FAM53B seems to play a role in regulating cell proliferation,27 but additional work is needed to determine the relationship of this function to CD risk or whether the gene has additional biological functions. The effect was strongest for the Sympcount measure unadjusted for comorbid dependence, indicating that the gene may influence susceptibility to CD with a co-occurring SD disorder, or SD more generally.
Several other SNPs attained genomewide significance in some analysis phases or in specific subgroups or were nearly GWS. We observed association of the DSM-IV diagnosis of CD with two SNPs near RANP6 (rs4129566 and rs11944332) in the AA discovery sample (4.26×10−7 and 4.11×10−7, respectively) and the Phase 3 EA sample (p=1.92 ×10−4 and 2.17×10−4, respectively).

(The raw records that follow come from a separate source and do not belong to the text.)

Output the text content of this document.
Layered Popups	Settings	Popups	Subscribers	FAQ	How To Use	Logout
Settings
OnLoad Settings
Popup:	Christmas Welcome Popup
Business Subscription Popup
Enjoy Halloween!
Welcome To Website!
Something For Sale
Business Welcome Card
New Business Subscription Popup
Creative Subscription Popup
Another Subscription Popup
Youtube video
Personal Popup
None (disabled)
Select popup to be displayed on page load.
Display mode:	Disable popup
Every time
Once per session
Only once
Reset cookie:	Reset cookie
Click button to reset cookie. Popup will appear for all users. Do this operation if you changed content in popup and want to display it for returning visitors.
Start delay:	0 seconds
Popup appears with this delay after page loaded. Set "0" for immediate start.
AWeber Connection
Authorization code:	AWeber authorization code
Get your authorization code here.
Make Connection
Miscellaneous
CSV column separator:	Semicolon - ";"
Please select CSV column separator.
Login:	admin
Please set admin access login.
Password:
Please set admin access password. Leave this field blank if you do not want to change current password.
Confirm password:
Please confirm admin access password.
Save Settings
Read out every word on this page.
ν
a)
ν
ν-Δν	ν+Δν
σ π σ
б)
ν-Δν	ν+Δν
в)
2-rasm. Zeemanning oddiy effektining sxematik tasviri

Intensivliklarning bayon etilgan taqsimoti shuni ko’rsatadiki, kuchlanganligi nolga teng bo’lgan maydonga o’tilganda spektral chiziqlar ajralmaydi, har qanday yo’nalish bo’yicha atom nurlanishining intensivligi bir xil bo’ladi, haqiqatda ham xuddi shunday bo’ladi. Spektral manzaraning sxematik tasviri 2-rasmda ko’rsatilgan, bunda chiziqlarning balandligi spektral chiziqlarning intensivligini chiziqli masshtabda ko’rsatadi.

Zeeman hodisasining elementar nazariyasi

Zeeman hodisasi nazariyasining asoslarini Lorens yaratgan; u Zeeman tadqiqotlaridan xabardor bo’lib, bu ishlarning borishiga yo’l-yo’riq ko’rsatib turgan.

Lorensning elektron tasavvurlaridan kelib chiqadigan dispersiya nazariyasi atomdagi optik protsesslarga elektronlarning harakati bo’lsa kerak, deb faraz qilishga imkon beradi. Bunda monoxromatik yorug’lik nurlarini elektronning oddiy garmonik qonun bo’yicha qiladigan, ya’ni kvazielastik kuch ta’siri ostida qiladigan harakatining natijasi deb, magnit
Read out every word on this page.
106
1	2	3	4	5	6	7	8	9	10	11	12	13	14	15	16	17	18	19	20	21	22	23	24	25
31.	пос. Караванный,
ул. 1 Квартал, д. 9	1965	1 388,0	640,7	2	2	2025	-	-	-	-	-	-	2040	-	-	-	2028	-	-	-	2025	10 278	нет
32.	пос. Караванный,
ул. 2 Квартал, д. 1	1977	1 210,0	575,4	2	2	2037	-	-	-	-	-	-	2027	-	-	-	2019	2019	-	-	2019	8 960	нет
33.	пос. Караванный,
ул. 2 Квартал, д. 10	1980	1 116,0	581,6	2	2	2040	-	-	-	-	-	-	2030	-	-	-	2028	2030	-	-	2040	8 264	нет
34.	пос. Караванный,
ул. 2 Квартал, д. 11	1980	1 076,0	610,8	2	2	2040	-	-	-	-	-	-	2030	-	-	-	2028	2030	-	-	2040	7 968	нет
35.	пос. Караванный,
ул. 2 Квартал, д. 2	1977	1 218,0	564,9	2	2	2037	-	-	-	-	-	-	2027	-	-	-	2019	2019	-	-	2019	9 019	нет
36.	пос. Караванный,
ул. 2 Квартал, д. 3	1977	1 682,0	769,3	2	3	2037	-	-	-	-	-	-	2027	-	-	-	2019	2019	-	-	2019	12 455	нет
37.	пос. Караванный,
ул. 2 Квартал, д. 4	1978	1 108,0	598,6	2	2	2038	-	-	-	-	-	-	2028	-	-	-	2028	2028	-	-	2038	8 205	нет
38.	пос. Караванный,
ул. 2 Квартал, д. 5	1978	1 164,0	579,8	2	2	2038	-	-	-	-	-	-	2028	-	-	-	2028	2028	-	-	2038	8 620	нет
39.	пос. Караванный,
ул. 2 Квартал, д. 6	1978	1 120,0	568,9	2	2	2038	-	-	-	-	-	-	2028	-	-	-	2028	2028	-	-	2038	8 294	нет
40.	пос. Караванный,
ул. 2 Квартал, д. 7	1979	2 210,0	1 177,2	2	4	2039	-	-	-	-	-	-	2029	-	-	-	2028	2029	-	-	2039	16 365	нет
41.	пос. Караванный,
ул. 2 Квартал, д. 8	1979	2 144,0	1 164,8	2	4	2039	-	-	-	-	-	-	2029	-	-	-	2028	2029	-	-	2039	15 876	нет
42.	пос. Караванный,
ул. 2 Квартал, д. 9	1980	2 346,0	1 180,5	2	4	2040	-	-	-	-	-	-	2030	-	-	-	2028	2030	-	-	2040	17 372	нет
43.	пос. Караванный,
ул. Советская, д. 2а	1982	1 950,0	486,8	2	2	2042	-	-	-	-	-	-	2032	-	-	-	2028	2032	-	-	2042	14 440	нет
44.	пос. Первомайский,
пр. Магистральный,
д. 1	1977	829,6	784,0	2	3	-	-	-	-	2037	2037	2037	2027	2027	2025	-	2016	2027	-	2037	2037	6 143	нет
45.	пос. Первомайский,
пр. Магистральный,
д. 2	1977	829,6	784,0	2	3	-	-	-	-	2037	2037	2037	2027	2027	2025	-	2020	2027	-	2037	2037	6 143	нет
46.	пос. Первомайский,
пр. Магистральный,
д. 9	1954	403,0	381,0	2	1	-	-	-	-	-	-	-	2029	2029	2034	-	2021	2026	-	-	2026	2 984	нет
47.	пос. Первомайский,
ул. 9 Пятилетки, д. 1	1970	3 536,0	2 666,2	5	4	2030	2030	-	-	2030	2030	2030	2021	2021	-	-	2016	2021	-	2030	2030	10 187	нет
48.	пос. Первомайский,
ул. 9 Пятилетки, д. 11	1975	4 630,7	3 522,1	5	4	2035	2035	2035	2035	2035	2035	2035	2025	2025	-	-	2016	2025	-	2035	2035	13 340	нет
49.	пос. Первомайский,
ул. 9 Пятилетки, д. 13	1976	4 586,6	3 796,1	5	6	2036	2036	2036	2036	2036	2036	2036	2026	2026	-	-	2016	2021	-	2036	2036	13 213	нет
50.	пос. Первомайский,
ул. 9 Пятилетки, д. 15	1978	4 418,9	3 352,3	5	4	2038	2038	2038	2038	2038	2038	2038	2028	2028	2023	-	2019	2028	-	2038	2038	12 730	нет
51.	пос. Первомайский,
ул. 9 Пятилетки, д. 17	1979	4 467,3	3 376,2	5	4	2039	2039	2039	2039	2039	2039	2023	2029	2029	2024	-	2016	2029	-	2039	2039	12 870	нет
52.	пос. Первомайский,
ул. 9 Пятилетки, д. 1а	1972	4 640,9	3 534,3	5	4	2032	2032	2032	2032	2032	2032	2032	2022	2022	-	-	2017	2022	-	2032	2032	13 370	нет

In the EA discovery sample, CD was also associated with rs6677435 (2.18×10−7), located approximately 400 kb from its nearest gene, KCNT2, which encodes a potassium voltage-gated channel that we previously reported to be associated (p=2.1×10−7) with OD in AAs.7 There was also evidence of association with rs1757939 (p=7.88×10−7) in the AA discovery sample. This SNP is approximately 132kb 5′ of SCLT1, which encodes a protein that links the voltage-gated sodium channel Na(v)1.8 with clathrin. Other notable associations include that of CDK1 (cyclin-dependent kinase 1, a serine/threonine protein kinase) and cocaine-induced paranoia (4.86×10−8 in AAs and 0.0502 in EAs), and NCOR2 (nuclear receptor corepressor 2) and CD symptom count (p=1.19×10−9 in EAs). These Phase 1 (discovery sample) results, some reaching GWS, were not replicated. Although these may be false positive findings, which is more likely when the MAF is <5% (as for rs72840936 and NCOR1), our replication samples were smaller than the discovery sample, so that lack of replication in later study phases could reflect inadequate statistical power.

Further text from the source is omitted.